「あなたは確か…卒業したらエジプトに行くのよね」

人生の門出には相応しくない灰色の空を見つめて、彼女が言った。くぐもった雲が空中に広がっていなければ、緑が香る良い日だった。

「ああ、向こうのグリンゴッツに就職が決まったんだ。そう言えば……ナマエは就職先、決まった?随分悩んでいたようだけど」

質問の答えがどうであれ、彼女とはもう生涯会えないような気がした。別れが余りにも受け入れがたく、彼女の横顔が今にも泣き出しそうだったからだ。

「私は、ドイツのグリンゴッツに行くの」
「君もグリンゴッツに?」
「ええ。……黙っていてごめんなさい」

それならまた会えるかも知れない。そんな淡い期待を抱きだした自分が哀れだった。驚いたように顔を繕い、初めて彼女の顔をまともに見る。やはり、綺麗だった。

「ビル」
「……なんだい?」

ドキドキした。彼女に名前を呼ばれるだけで、こんなにも胸を踊らせるのに、自分は何も伝えないつもりなのだろうか。

「幸せって、何かしら」
「幸せ、か」

正直分からなかった。まさに私は、明日から幸せじゃなくなるのだ。彼女と一日中過ごせる場所を失うのだから。そんな私に、幸せなんて分からない。裏を返せば、ナマエと一緒に居られることが私にとっての幸せになるのだけど。それは、私の幸せであって彼女の幸せではない。それにもしかして、ある人にとってはグリンゴッツに就職が決まること事態が幸せかも知れないし、当たり前だけれど幸せなんて人それぞれだ。

「私には、分からない」

正直に答えると、酷く泣きそうな顔をした彼女がこちらを見た。ああ、嘘でも最もらしいことを言えば良かった。

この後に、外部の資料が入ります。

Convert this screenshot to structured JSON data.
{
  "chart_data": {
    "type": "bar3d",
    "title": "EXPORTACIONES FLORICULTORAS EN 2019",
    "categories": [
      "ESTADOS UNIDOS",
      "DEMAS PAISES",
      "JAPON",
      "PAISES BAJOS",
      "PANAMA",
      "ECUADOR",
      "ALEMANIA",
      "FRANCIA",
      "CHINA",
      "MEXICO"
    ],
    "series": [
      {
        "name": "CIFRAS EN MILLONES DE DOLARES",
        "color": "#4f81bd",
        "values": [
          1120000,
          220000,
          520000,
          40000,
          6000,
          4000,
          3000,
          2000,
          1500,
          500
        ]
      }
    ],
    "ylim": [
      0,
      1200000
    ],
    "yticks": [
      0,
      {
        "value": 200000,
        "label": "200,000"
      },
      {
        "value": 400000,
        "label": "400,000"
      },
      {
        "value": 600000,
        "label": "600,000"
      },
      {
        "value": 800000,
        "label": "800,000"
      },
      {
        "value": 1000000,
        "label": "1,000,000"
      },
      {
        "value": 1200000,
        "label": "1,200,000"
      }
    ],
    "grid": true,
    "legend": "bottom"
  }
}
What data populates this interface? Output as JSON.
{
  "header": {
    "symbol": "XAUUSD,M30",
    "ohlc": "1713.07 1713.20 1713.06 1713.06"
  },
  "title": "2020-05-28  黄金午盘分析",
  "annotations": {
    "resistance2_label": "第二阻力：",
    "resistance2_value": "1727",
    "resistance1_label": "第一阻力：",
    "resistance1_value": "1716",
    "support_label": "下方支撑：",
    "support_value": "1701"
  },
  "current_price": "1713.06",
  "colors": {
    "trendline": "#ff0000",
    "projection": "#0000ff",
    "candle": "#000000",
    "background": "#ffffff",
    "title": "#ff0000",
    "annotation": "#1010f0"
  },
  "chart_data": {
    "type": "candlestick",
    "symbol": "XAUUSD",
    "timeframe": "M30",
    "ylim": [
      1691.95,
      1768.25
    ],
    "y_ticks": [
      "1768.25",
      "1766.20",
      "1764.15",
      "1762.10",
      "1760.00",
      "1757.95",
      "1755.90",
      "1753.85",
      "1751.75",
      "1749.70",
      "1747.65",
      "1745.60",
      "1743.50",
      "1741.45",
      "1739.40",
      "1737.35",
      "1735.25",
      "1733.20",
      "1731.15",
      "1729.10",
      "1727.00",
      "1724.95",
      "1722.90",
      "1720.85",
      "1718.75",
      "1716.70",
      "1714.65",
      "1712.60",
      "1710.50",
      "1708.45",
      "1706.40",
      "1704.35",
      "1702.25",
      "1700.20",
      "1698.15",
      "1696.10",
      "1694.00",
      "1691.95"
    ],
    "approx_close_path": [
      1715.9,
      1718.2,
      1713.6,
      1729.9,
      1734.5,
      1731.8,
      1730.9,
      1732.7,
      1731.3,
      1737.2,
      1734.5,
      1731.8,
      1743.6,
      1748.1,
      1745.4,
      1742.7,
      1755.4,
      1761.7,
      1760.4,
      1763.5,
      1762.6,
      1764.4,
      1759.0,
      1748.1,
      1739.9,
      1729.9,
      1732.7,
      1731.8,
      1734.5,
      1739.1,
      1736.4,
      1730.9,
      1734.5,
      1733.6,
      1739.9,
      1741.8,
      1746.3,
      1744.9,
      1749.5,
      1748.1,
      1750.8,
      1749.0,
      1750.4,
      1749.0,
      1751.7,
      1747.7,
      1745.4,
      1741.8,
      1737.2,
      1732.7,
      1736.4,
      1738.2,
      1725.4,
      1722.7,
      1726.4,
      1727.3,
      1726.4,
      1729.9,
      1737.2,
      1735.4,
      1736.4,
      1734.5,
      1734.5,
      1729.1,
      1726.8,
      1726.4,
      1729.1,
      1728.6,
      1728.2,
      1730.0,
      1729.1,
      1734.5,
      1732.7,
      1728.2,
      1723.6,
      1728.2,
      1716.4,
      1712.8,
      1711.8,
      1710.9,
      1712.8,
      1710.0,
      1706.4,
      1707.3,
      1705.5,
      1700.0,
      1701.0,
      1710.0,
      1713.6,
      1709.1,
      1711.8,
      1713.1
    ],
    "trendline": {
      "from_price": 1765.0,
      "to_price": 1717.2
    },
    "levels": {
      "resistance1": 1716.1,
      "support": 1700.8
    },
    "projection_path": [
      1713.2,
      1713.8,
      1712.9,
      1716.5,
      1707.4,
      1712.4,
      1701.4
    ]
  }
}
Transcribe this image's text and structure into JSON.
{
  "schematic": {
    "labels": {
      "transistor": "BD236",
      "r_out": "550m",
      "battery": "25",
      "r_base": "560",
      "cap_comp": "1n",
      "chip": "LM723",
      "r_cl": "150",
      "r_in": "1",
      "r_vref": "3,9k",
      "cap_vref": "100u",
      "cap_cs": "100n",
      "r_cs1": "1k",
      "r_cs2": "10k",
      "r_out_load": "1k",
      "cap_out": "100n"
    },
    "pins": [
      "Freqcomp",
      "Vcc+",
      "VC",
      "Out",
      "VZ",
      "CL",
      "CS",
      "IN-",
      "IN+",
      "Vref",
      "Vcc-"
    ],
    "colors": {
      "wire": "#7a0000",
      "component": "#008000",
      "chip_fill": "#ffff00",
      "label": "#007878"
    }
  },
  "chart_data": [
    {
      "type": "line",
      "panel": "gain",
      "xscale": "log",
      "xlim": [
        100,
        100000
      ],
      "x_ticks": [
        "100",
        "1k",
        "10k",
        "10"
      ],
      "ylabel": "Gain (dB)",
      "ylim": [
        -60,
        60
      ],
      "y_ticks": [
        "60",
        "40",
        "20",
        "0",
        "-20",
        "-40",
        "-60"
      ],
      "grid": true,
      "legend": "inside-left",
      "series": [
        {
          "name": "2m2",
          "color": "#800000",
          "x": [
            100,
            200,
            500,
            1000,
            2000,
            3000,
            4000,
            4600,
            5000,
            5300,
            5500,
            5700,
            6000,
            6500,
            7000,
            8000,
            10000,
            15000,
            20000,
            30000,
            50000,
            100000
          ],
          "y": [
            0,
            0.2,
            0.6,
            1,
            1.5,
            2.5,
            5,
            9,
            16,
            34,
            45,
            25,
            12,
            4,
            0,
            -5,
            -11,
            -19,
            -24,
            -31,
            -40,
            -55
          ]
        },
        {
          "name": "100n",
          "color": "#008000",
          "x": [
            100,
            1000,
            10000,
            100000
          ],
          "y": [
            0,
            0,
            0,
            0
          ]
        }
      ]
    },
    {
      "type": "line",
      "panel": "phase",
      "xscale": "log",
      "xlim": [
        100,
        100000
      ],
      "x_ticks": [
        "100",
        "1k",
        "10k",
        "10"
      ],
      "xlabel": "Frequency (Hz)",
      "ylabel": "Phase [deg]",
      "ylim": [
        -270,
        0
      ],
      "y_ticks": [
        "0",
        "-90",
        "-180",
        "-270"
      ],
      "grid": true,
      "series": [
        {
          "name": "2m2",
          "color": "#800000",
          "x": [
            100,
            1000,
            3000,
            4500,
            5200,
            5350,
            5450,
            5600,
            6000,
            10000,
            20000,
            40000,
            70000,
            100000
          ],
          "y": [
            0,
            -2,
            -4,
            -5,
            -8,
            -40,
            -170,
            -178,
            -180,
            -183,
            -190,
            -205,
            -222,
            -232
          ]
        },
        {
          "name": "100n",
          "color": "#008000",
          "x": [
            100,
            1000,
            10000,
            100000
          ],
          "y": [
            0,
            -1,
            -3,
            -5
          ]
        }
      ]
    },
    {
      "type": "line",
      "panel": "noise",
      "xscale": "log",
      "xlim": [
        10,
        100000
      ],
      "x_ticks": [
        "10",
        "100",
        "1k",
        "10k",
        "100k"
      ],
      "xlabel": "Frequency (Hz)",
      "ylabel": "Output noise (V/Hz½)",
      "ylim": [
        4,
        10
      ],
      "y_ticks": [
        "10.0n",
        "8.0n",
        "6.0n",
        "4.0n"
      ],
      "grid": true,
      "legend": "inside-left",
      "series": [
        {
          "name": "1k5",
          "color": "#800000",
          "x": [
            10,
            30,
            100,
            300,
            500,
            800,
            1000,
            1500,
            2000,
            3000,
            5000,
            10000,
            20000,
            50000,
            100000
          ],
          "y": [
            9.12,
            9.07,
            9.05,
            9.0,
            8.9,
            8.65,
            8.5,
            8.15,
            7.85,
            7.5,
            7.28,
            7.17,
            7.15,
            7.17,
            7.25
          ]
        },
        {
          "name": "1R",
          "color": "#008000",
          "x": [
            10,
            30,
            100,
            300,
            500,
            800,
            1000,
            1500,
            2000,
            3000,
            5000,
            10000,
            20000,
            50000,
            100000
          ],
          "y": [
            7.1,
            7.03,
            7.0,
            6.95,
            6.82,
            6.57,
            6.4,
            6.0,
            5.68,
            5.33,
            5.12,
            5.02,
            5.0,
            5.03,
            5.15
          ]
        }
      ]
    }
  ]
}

「……そう、分からないわよね。ごめんなさい、変なこと聞いて」
「変なことではないよ、誰だって気になるものだ」

フォロー仕切れずに苦笑すれば、彼女も一瞬だけ笑みを作った。その笑みにでさえ幸せを感じた。ほら、幸せなんてこんなにも不確かなものなんだ。

「でも、そうね」

そして、突然やってくるものでもある。ほら、今まさに、君の所にだって。

「あなたに愛されたらきっと、幸せになれるんでしょうね」


彼女はとても、綺麗に笑った。
幸せだと思えることが既に幸せなのかも知れない。